3) Why did Fiona kiss him?
“She would have liked to see this boy for herself, remove herself from a domestic morass, as well as from the courtroom […] She dismissed the idea as she turned from the window to go back to her couch.” (The Children Act, pages 35-36)
“Given the unique circumstances of this case, I’ve decided that I would like to hear from Adam Henry himself. […] also, he should know that he is not in the hand of an impersonal bureaucracy. I shall explain to him that I am the one who will be making the decision in his best interests.” (The Children Act, page 85)
Fiona decides to break professional rules because she wants to be a human; she does not want to be a law’s instrument, but only a woman.
You cannot clearly understand if her love for Adam is a sort of rebellion to answer to her husband’s betrayal.
When she think about the reasons why her relationship is at the end, she doesn’t find answers inside her conjugal sphere because she build up alibis starting from her work and the stress that it implies.
Fiona wants to stop being an object; she wants to be a lover and start to live. She is sick to decide, to organize life according to decisions. She would life in a thoughtlessly way.

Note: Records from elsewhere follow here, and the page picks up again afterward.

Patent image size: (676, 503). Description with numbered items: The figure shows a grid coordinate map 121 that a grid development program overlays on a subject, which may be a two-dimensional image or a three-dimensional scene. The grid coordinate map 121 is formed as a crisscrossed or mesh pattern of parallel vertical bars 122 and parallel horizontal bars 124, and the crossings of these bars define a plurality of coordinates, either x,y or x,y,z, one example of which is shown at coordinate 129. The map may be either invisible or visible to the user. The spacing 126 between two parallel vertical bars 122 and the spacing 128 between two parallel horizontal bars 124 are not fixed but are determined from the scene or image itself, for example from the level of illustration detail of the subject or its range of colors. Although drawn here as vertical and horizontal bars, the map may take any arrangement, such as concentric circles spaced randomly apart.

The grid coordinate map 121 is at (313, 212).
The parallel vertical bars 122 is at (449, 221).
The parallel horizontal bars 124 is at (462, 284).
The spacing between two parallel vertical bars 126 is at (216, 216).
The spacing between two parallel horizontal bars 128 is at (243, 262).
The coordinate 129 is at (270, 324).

Fiona, going on reading, lose her challenge. She know that her relationship with Adam is wrong. The kiss the focus of existential dilemma she lives.
She is unable to stay with other people because of her work. She knows human being’s brutality and she wants to drive away from everything.

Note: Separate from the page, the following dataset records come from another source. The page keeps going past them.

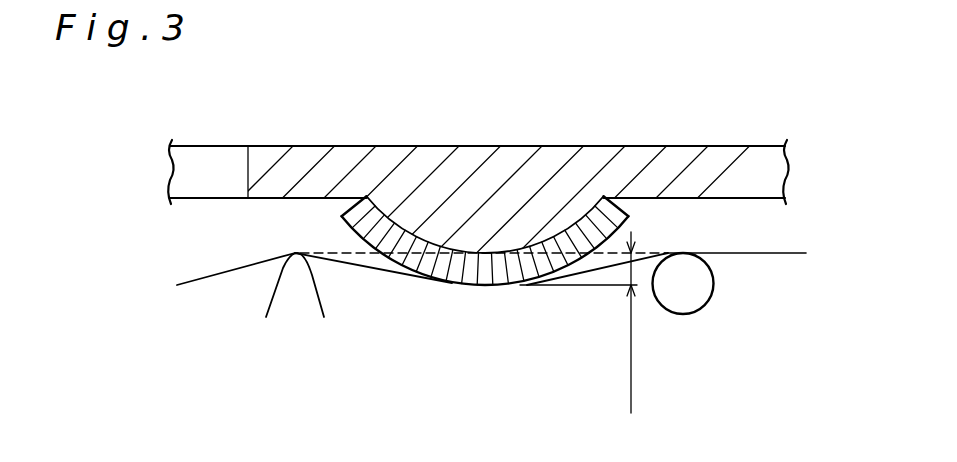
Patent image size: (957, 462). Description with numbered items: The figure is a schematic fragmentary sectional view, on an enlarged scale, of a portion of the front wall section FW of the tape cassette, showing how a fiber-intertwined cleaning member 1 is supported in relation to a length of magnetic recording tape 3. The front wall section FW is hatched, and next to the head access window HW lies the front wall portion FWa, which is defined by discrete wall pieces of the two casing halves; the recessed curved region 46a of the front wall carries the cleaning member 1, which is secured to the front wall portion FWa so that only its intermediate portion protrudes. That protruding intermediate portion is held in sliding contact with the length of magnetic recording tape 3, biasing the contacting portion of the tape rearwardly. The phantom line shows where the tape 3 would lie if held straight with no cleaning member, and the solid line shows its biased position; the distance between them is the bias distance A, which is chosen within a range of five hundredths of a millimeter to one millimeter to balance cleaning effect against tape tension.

The head access window HW is at (219, 160).
The front wall section FW is at (292, 146).
The front wall portion FWa is at (685, 158).
The curved guide surface 46a is at (503, 238).
The cleaning member 1 is at (457, 275).
The length of magnetic recording tape 3 is at (777, 255).
The bias distance A is at (578, 322).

When the reader analyses page 35 he/she knows that Fiona’s afterthought is insubstantial. Or rather, the reader understands that in a way or in another, Fiona is involved into the case. At page 85 the judge outright states her willing: she will visit the boy in “his best interests”. In reality, the visit is in Fiona’s interests, because she is resolute to understand Adam’s strength and brave.
Fiona save the boy from depth, she gives him new strength. Adam touched by Fiona’s action falls in love with her. She returns love, but she surrenders herself and to her professional life. Fiona prefers to reconcile with her husband, rather than risk an awkward relationship with Adam. Fiona’s defeat brings with it also Adam’s surrender.
Make a comparison with the opening of Charles Dickens’ “Bleak House”
LONDON. Michaelmas Term lately over, and the Lord Chancellor sitting in Lincoln’s Inn Hall. Implacable November weather.
LONDON. TRINITY TERM one week old. Implacable June weather.
Ian McEwan’s opening clearly refers to Charles Dickens’ one. The spatial content in which the reader put the two openings is the same: London. The language code is the juridical one in both the cases. The shortness and concision of the sentences compel the reader to stop and think about the choice of the chronotope. In the imaginary, London is consider the city of the law. McEwan sets his story in summer, nay in June. June open the way to summer and at the same time to the story that starts in Medias res. This is in contrast with the month chosen by Dickens: November. November brings with it the end of the beautiful season, nostalgia, and at the same time the end of the studies.